- Mukesh and Vidya Balan in a still from Kalari Vikraman
- Directed by: Deepak Mohan
- Written by: Babu Janardhanan
- Produced by: Maruthi Ram
- Starring: Mukesh; Vidya Balan; Thilakan; Jagathy Sreekumar; Maniyanpilla Raju; Harisree Ashokan;
- Cinematography: Vipin Mohan
- Music by: Mohan Sithara
- Country: India
- Language: Malayalam

= Kalari Vikraman =

2004 Indian film by Deepak Mohan

Kalari Vikraman is an unreleased Indian Malayalam-language film directed by Deepak Mohan, starring Mukesh and Vidya Balan . This is one of the earlier films of Vidya Balan that was never released.

==Plot==

Kunju lakshmi and her grandfather Moose lives in their old property and Moose does the living by treating snake bitten people.

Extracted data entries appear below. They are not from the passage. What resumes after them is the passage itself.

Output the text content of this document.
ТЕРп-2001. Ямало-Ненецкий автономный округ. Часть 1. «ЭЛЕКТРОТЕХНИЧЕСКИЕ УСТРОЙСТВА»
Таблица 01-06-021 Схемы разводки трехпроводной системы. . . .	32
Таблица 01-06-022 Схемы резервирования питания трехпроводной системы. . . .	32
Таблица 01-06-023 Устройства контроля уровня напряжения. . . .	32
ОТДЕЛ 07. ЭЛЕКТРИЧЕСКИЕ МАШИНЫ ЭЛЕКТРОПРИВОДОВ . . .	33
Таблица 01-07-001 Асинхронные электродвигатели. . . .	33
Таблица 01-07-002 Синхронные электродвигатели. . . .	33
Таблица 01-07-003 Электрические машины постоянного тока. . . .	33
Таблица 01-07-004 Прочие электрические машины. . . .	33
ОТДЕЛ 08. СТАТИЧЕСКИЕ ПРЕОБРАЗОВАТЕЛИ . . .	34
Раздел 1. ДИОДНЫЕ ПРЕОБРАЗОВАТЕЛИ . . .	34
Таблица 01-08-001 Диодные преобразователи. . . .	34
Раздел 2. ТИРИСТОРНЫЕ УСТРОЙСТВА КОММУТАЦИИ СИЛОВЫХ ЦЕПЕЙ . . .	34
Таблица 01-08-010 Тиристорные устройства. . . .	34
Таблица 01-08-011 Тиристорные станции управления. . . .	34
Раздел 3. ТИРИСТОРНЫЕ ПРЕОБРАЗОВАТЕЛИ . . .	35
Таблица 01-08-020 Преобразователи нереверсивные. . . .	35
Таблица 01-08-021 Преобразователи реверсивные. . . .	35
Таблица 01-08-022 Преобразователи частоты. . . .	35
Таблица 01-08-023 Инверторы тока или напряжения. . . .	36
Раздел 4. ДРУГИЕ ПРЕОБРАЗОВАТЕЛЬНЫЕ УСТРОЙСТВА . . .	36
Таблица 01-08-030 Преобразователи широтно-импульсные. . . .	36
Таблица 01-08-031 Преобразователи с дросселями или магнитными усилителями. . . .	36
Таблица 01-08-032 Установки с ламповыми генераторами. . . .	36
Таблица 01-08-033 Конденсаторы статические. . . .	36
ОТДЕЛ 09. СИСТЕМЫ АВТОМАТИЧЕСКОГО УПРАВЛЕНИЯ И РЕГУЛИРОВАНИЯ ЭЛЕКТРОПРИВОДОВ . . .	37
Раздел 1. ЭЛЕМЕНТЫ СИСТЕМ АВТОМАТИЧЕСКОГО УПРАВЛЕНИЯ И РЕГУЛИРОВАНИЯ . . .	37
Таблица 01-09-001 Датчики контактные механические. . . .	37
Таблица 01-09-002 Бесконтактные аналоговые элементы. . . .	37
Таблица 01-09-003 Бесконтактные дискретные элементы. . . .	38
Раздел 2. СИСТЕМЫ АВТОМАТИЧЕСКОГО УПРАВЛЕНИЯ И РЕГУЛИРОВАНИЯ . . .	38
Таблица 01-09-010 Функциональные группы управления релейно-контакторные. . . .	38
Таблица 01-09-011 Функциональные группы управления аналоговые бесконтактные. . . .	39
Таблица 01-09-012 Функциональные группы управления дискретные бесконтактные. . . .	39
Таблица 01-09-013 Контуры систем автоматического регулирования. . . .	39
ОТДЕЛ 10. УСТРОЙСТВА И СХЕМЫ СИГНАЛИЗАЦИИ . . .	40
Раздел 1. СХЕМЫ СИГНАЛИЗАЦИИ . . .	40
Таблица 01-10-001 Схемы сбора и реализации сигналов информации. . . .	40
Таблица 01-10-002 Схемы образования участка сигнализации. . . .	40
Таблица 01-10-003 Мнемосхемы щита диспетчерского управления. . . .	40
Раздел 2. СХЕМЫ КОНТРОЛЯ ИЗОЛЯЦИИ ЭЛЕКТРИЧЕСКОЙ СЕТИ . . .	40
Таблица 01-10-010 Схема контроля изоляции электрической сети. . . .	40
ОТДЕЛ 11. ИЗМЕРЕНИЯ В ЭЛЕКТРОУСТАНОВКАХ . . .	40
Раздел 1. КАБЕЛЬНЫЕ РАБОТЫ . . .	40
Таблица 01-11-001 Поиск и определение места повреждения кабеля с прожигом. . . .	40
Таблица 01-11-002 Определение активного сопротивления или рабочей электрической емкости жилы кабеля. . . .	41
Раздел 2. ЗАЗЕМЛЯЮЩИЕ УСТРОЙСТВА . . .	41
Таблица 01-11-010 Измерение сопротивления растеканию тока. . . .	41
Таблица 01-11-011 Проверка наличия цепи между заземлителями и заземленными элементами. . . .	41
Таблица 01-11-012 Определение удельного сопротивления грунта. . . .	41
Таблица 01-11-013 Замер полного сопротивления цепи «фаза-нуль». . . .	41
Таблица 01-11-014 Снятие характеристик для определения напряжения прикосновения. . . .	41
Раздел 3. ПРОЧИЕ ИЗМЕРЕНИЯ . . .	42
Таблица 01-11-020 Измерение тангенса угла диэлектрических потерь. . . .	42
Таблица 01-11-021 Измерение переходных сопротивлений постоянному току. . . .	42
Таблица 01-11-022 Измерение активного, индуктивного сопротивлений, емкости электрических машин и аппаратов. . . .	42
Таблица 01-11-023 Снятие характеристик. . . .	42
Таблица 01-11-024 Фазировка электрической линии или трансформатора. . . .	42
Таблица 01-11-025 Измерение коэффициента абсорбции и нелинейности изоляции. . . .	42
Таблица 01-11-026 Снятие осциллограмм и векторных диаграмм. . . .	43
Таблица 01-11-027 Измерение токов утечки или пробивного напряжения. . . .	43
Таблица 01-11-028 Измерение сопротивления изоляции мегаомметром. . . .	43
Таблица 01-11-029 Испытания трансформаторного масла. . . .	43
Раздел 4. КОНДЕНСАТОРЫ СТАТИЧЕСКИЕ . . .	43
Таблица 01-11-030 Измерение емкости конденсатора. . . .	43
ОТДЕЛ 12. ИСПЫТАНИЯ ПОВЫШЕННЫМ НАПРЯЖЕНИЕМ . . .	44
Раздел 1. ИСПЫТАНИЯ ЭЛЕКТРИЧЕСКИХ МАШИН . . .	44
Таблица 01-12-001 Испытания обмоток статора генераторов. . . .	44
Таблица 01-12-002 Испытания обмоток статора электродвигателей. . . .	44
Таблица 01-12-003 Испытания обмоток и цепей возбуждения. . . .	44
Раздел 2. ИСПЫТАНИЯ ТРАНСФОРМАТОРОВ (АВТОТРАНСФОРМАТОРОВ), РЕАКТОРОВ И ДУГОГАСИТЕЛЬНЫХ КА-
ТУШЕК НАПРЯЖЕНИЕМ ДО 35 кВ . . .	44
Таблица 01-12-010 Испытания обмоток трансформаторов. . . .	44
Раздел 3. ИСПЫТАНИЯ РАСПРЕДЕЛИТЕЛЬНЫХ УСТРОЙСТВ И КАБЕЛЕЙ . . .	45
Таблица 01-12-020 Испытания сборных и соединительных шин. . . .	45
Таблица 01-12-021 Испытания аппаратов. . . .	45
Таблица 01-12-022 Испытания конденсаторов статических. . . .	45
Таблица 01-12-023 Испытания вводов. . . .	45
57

He never charges them and see it as a cause, so their life is also a struggle due to financial issues, but the people are always there to support them. Kadaikkinukkattu family aim for Moose's property but loses the court battle on the same. They hatch a plot against Moose and Kunju lakshmi with assistance from police as well. Now the people tries to bring a savior ( Kalari Vikraman ) to protect Moose, but he is serving a jail term. Will he able to fight for Kunju lakshmi and Moose form the climax.

==Production==
The film is yet to have a theatrical release as the makers abandoned the project due to financial issues even though the film is almost complete. Vidya Balan's name was mentioned as Vidya Iyer in news & promotional materials.